I visited at dusk, a particularly great time for the extraordinary beautiful lighting. In one direction I swam towards the silhouette of gorgeous architecture. In another direction, I swam towards the SkyWheel and the remarkable Uspenski Cathedral. During one lap a giant ferry boat, transporting passengers from Sweden floated so close to me, I could see inside. Rarely had I felt such a combination of outdoor and city life at once. 

There were funny moments too. While swimmers were warm in the heated pool, the cool night air misting overhead, the lifeguard who sat on a chair at the edge of the pool was dressed in ski pants and jacket and a wool balaclava.

On another occasion, I headed to Yrjonkadun Swimming Hall, an Art Deco bathhouse that was the city’s first public indoor pool when it opened in 1928. Fully renovated in recent years, it’s an oasis of calm right in the middle of the bustling downtown. The pool sits in the middle of a three-story building that was designed by architect Väinö Vähäkallio. Its history aside, what makes Yrjonkadun unique (at least for non-Nordic types) is that swimming has traditionally been done naked. In 2001 optional bathing suits were introduced; women and men have separate swimming times. 

When I arrived, the non-English speaking Estonian attendant communicated to me to leave my shoes in the entrance hall, and then led me to my private changing room on the second floor (which you pay extra for access to). The attendant opened the door onto a mall room with white and blue tile floor, a single day bed to rest in. It was a little strange but kind of chic. It looked like a room in a 1930’s sanatorium.
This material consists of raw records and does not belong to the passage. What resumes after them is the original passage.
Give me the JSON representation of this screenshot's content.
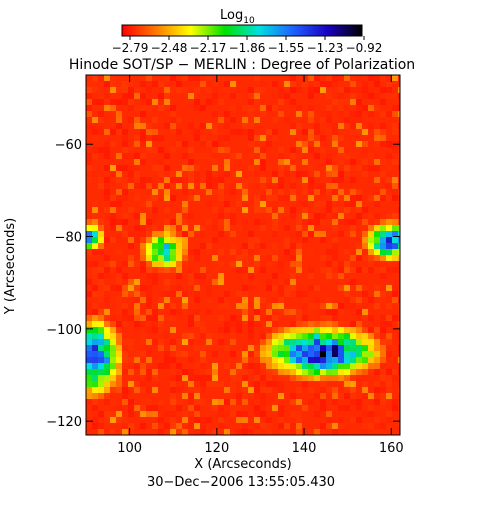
{
  "colorbar": {
    "label_base": "Log",
    "label_sub": "10",
    "ticks": [
      "−2.79",
      "−2.48",
      "−2.17",
      "−1.86",
      "−1.55",
      "−1.23",
      "−0.92"
    ],
    "colors": [
      "#ff0000",
      "#ff7a00",
      "#ffff00",
      "#00e000",
      "#00e0e0",
      "#2060ff",
      "#1800c0",
      "#000000"
    ]
  },
  "footer": {
    "timestamp": "30−Dec−2006 13:55:05.430"
  },
  "chart_data": {
    "type": "heatmap",
    "title": "Hinode SOT/SP − MERLIN : Degree of Polarization",
    "xlabel": "X (Arcseconds)",
    "ylabel": "Y (Arcseconds)",
    "xlim": [
      90,
      162
    ],
    "ylim": [
      -123,
      -45
    ],
    "xticks": [
      100,
      120,
      140,
      160
    ],
    "yticks": [
      -60,
      -80,
      -100,
      -120
    ],
    "value_range": [
      -2.79,
      -0.92
    ],
    "background_level": -2.79,
    "high_polarization_regions": [
      {
        "name": "lower-right-cluster",
        "x_center": 144,
        "y_center": -105,
        "x_radius": 13,
        "y_radius": 5.5,
        "peak": -0.92
      },
      {
        "name": "lower-left-edge",
        "x_center": 92,
        "y_center": -106,
        "x_radius": 6,
        "y_radius": 8,
        "peak": -1.1
      },
      {
        "name": "right-edge",
        "x_center": 160,
        "y_center": -81,
        "x_radius": 6,
        "y_radius": 4,
        "peak": -1.2
      },
      {
        "name": "left-edge-mid",
        "x_center": 91,
        "y_center": -80,
        "x_radius": 3,
        "y_radius": 3,
        "peak": -1.4
      },
      {
        "name": "center-strand",
        "x_center": 108,
        "y_center": -83,
        "x_radius": 5,
        "y_radius": 4,
        "peak": -1.5
      }
    ]
  }
}
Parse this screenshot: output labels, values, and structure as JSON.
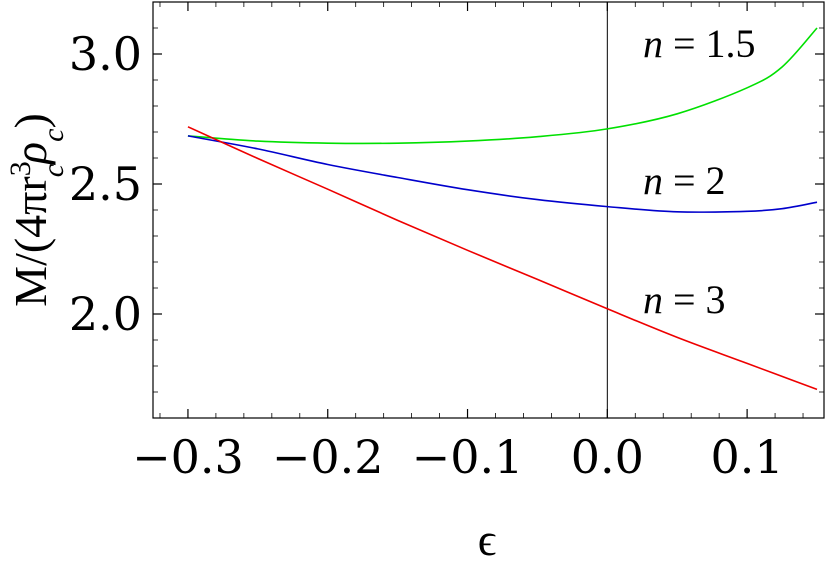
{
  "chart_data": {
    "type": "line",
    "title": "",
    "xlabel": "ϵ",
    "ylabel_parts": {
      "a": "M/(4πr",
      "sup": "3",
      "sub1": "c",
      "b": "ρ",
      "sub2": "c",
      "c": ")"
    },
    "xlim": [
      -0.325,
      0.155
    ],
    "ylim": [
      1.6,
      3.2
    ],
    "x_ticks": [
      {
        "value": -0.3,
        "label": "−0.3"
      },
      {
        "value": -0.2,
        "label": "−0.2"
      },
      {
        "value": -0.1,
        "label": "−0.1"
      },
      {
        "value": 0.0,
        "label": "0.0"
      },
      {
        "value": 0.1,
        "label": "0.1"
      }
    ],
    "y_ticks": [
      {
        "value": 2.0,
        "label": "2.0"
      },
      {
        "value": 2.5,
        "label": "2.5"
      },
      {
        "value": 3.0,
        "label": "3.0"
      }
    ],
    "vertical_line_x": 0.0,
    "grid": false,
    "series": [
      {
        "label_n": "n",
        "label_value": "= 1.5",
        "color": "#00e000",
        "x": [
          -0.3,
          -0.25,
          -0.2,
          -0.15,
          -0.1,
          -0.05,
          0.0,
          0.05,
          0.1,
          0.125,
          0.15
        ],
        "y": [
          2.685,
          2.665,
          2.657,
          2.657,
          2.665,
          2.682,
          2.712,
          2.77,
          2.87,
          2.95,
          3.1
        ]
      },
      {
        "label_n": "n",
        "label_value": "= 2",
        "color": "#0000cc",
        "x": [
          -0.3,
          -0.25,
          -0.2,
          -0.15,
          -0.1,
          -0.05,
          0.0,
          0.05,
          0.1,
          0.125,
          0.15
        ],
        "y": [
          2.685,
          2.635,
          2.575,
          2.525,
          2.478,
          2.44,
          2.413,
          2.393,
          2.395,
          2.405,
          2.43
        ]
      },
      {
        "label_n": "n",
        "label_value": "= 3",
        "color": "#ee0000",
        "x": [
          -0.3,
          -0.25,
          -0.2,
          -0.15,
          -0.1,
          -0.05,
          0.0,
          0.05,
          0.1,
          0.15
        ],
        "y": [
          2.72,
          2.598,
          2.48,
          2.36,
          2.245,
          2.133,
          2.02,
          1.91,
          1.81,
          1.71
        ]
      }
    ]
  }
}
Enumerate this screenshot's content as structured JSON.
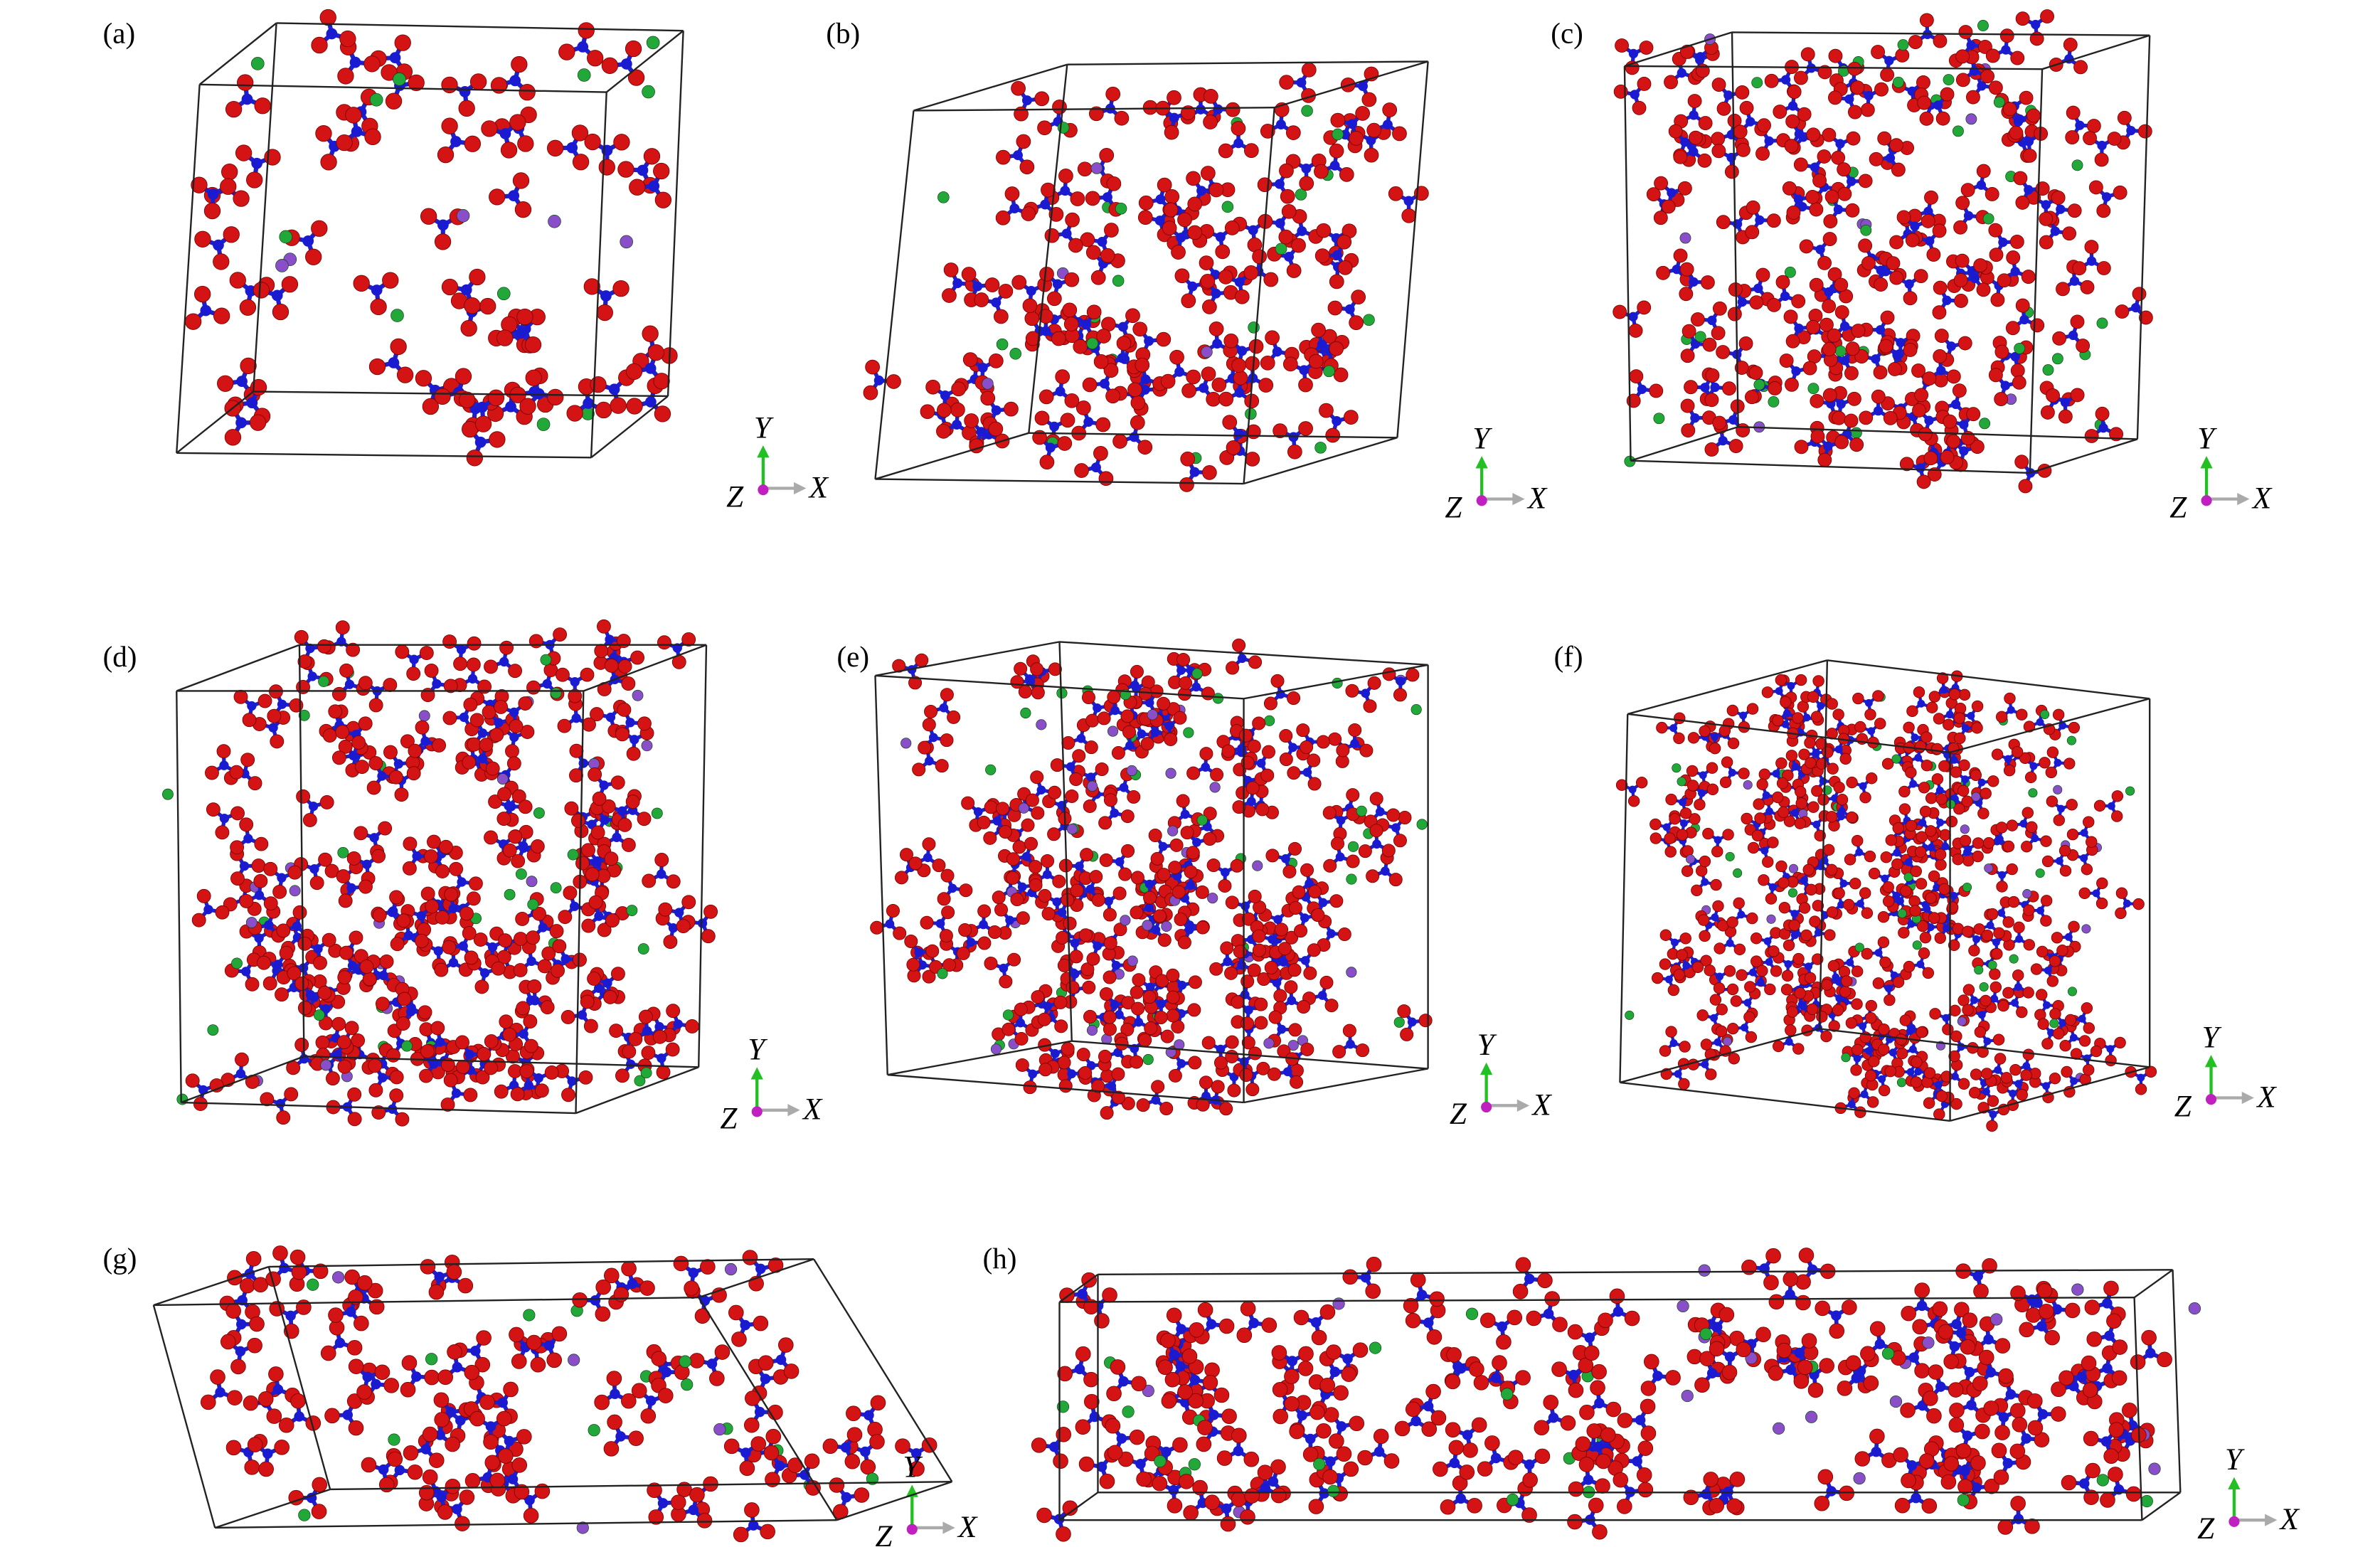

These small chambers ringed the upper floor. The lower floor has similar change/ day rooms but they are shared with two beds to a room with a curtain in the middle separating them.

I wrapped a towel around my naked body, walked down to the pool, hung up the towel, showered, then dove in. A young woman with a taut name body and shaved head walked by. 

It wasn’t as easy to shed my inhibitions. It felt awkward and for the first three or four minutes all I could think about was getting out and into my little dressing room. But I soon got used to naked swimming, calm as always, by the rhythm of laps, until I realized how wonderful the sensation of swimming nude felt.

I  swam as long as I could before going up to my changing room and resting on my daybed.  

A balcony overlooked the pool on the upper areas with little tables dotted around where guests could have a glass of bubbly mineral water or a  coffee after their swim. (Just like every pool in Finland has a sauna, it also offers the opportunity for a  cup of coffee; Finns are huge coffee consumers).

A unique experience, a historical bathhouse and naked swimming. As I  got dressed to go back out, I thought, the best part was not worrying about carrying around a wet bathing suit!

My third and even more singular swimming-in-Helsinki experience was at Löyly, a chic architecturally-designed sauna on the southern Helsinki waterfront which opened last year and has largely brought the public sauna back to style.  It’s certainly become a favourite weekend hangout for Helsinki hipsters. The building is stunning: a hexagon shaped minimalist wood structure overlooking the sea that seems to combine key aspects of Finnish identity all in one: saunas, great minimalist design and a window to nature. 

Löyly, has a lovely restaurant with terrace where, in summer months, people drink champagne and stay out in the midnight sun, overlooking the Baltic Sea.

I, however, was there in winter. Where the experience is not so much about sipping champagne as dipping into a frigid sea. After heating my body in Löyly’s smoke sauna, then beating myself with a birch leaf bundle, it was time for inevitable.  I walked outside and down an icy path that led to a ladder that led right into the frigid Baltic. You don’t dive in. You climb down. There’s a myth, or at least I didn’t want to see if it was truth or myth, that says you can go insane if you submerge your head. So in up to my shoulders head above the water a  few strokes, and I was out and feeling supremely alive. And very, very, clear headed.